第3話 音楽

 楽器を本格的に習った経験はなかったが、高校生の頃思い切って吹奏楽部に入部した。担当楽器はホルン。同じ金管楽器でありながら、トランペットやトロンボーンなどの直管楽器にはない、独特の優しい音色を奏でることができる楽器だ。


 ちなみに、ホルンは世界で最も演奏が難しい楽器としてギネス認定されている。難しさの理由は、あの丸みを帯びた特徴的な外観にある。見た目はコンパクトな楽器だが、管の長さは実は5メートルにも達する。あの巨大なチューバという楽器にも劣らない長さである。そのくせ、やたらと高音域を演奏することを求められ、オーケストラではトランペットの音域を演奏することもしばしばある。
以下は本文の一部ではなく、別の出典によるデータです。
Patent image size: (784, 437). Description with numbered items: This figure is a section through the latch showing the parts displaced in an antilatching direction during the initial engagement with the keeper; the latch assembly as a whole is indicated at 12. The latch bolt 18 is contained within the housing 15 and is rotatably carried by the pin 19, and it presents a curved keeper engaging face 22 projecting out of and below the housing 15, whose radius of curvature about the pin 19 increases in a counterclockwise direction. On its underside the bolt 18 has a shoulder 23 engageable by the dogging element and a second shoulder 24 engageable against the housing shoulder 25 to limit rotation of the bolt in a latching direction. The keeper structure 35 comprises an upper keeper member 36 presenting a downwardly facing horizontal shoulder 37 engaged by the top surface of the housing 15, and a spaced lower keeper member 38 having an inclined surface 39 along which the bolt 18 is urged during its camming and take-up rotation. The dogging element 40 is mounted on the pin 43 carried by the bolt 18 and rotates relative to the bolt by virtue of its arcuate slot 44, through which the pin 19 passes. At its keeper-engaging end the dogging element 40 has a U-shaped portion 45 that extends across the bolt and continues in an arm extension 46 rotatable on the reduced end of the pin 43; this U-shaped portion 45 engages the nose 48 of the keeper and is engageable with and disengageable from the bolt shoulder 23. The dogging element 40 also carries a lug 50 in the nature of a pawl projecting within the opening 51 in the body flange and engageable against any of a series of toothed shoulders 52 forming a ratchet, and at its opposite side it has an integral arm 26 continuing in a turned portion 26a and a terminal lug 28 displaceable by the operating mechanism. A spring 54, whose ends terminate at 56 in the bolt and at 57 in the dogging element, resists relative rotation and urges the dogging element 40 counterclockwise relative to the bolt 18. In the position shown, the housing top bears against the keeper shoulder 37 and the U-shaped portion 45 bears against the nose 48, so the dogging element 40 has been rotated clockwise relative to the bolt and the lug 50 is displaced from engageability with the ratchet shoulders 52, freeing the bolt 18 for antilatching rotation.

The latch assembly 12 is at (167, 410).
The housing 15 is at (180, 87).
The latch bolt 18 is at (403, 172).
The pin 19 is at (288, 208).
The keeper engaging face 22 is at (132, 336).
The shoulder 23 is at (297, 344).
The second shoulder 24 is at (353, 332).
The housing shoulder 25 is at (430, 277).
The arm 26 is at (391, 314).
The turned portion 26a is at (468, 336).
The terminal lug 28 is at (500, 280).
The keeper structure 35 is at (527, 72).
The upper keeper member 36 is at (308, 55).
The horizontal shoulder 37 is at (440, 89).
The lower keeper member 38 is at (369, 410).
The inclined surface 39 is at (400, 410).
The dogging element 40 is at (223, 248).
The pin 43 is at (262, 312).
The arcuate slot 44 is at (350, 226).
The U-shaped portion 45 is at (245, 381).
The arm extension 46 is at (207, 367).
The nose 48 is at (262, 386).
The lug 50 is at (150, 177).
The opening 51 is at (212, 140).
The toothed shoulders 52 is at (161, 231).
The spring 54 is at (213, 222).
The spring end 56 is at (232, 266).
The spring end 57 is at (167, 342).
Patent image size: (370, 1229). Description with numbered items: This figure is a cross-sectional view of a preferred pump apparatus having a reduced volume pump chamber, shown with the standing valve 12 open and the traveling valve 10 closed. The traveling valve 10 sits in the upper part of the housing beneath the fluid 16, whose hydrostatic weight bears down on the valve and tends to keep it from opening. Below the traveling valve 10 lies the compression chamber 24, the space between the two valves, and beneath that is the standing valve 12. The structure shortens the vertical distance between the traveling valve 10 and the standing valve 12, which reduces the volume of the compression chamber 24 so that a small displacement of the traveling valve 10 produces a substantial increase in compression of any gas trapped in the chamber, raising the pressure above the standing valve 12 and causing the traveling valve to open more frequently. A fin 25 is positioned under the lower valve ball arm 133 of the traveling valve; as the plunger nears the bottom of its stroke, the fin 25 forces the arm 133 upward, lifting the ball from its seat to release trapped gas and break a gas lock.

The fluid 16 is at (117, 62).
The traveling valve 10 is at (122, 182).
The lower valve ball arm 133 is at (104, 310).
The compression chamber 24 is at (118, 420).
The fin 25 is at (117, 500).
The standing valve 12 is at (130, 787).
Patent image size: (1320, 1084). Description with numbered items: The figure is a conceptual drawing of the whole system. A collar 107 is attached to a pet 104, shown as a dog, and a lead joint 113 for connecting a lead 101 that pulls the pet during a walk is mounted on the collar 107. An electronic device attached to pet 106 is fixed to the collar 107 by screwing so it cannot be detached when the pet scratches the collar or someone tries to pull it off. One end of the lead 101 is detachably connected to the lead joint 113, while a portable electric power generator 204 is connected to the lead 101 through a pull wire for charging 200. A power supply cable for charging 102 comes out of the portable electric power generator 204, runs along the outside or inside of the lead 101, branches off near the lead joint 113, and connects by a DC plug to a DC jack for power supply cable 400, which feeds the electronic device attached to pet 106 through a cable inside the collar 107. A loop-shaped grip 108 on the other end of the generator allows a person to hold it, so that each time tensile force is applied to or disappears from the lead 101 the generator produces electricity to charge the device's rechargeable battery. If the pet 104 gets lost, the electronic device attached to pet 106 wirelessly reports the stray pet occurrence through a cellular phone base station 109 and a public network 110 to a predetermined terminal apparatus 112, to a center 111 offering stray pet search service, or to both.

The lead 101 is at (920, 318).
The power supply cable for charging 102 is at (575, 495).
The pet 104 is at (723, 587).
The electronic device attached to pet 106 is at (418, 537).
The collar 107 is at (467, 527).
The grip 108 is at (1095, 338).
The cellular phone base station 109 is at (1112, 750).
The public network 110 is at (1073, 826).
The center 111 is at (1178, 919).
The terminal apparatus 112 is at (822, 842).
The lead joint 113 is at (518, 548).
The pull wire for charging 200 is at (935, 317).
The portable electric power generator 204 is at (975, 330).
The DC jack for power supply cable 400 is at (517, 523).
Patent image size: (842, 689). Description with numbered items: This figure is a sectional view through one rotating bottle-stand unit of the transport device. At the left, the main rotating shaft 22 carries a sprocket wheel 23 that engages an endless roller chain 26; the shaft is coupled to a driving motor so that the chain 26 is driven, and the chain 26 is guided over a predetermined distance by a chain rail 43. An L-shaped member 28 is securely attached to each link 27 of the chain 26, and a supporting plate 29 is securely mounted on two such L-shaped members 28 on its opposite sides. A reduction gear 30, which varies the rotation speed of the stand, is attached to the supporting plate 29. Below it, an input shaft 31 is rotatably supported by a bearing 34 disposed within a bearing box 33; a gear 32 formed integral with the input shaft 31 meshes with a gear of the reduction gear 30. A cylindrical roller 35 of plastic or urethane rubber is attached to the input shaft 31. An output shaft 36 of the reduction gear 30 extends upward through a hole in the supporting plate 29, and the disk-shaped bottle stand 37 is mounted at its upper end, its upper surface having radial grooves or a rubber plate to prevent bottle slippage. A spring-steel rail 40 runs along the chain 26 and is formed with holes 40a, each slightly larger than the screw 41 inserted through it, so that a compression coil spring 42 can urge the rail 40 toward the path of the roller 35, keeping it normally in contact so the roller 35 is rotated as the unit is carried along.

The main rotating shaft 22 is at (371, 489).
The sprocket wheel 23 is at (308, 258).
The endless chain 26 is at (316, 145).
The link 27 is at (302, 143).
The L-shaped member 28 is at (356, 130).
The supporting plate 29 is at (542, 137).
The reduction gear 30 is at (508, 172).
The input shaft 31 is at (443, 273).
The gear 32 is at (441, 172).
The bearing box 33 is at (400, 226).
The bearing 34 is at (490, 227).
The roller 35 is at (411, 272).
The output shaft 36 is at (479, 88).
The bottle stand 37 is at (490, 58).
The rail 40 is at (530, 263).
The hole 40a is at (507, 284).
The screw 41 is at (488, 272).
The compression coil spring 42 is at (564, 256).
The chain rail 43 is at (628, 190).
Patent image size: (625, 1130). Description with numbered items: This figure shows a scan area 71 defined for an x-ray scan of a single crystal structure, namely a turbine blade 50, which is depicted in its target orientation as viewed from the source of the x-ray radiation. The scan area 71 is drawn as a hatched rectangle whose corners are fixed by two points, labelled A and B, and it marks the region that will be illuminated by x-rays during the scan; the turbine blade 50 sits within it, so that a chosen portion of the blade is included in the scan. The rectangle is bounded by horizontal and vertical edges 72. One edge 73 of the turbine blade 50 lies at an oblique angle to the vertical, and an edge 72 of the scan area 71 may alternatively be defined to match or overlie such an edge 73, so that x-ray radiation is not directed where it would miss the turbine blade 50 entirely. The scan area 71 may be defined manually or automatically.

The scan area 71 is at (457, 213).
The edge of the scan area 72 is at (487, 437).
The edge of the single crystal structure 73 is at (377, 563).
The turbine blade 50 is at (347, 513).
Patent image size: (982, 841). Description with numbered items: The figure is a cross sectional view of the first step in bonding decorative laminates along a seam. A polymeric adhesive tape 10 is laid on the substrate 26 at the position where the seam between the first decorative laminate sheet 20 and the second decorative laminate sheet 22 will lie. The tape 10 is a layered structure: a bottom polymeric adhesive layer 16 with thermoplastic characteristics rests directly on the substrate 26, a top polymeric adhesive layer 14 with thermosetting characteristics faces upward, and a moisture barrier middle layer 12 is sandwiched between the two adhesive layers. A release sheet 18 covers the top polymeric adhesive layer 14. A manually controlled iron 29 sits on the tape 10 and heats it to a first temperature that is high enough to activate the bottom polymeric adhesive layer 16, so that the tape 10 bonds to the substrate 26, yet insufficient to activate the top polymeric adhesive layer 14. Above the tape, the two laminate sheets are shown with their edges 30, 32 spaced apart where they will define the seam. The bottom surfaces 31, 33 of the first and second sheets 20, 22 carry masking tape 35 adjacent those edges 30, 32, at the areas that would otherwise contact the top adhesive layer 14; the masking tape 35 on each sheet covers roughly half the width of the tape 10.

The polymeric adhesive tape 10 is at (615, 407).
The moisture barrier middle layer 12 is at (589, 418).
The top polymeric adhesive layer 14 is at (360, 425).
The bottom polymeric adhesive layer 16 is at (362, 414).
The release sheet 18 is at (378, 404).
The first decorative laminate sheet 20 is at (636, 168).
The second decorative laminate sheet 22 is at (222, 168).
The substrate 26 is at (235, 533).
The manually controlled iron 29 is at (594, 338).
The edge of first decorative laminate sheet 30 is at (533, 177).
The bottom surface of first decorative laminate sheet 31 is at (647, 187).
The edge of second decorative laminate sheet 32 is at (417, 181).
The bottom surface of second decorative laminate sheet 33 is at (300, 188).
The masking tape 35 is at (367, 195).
 毎日仲間と共に演奏していると、一つの音楽の中にも様々な要素が詰め込まれているということがよく分かる。たった1小節の間にも、リズムを刻む、ハーモニーを鳴らす、メロディーを歌う、そのほかにも各楽器が様々な動きをしている。みんなバラバラなことをしているように見えて、しかし曲全体としては一つとして聞こえてくる。今まで漠然と聞いていた音楽は、こんなにも複雑で、面白い。この事実に気づいた僕は、今までよりも音楽を楽しめるようになった。


 まず、ボーカルのない音楽を聴くことに抵抗がなくなった。今までは、クラシックやジャズとか、聞いていたらお洒落だなぁとは思うものの、どうしても途中で飽きてしまい、長続きしなかった。楽器を始めてから、どの音がどの楽器で、この場面が聴かせどころで、このフレーズはあの曲のパロディで、そんなことが分かるようになった。楽器の音を理解できるようになると、音楽鑑賞の幅はぐっと広がる。


 音楽は外国語に似ている。単語、文法、イディオム、発音など、他の言語を理解するには様々な要素を学ぶことが必要になる。しかし、それらを少しでも身につけ、たどたどしいながらも外国人とコミュニケーションを取ることができるようになった時、我々は形容しがたい興奮を覚える。


 音楽も同じだ。毎日いろんな楽器の音に触れることで、次第に音の文法を覚えていく。いろんな国の音楽を聴くことで国独特の音楽表現を知る。英語の発音を練習するように、上手い人の音をまねて演奏してみる。こういうことを積み重ねると、いつの間にか音楽を自分の言語として理解することができるようになる。


 今日も僕はCDレンタルショップでジャズのCDを5枚借りてきた。全部違うアーティストで、年代も様々だ。多様なジャンルに触れ、音楽のバイリンガルになるべく精進している。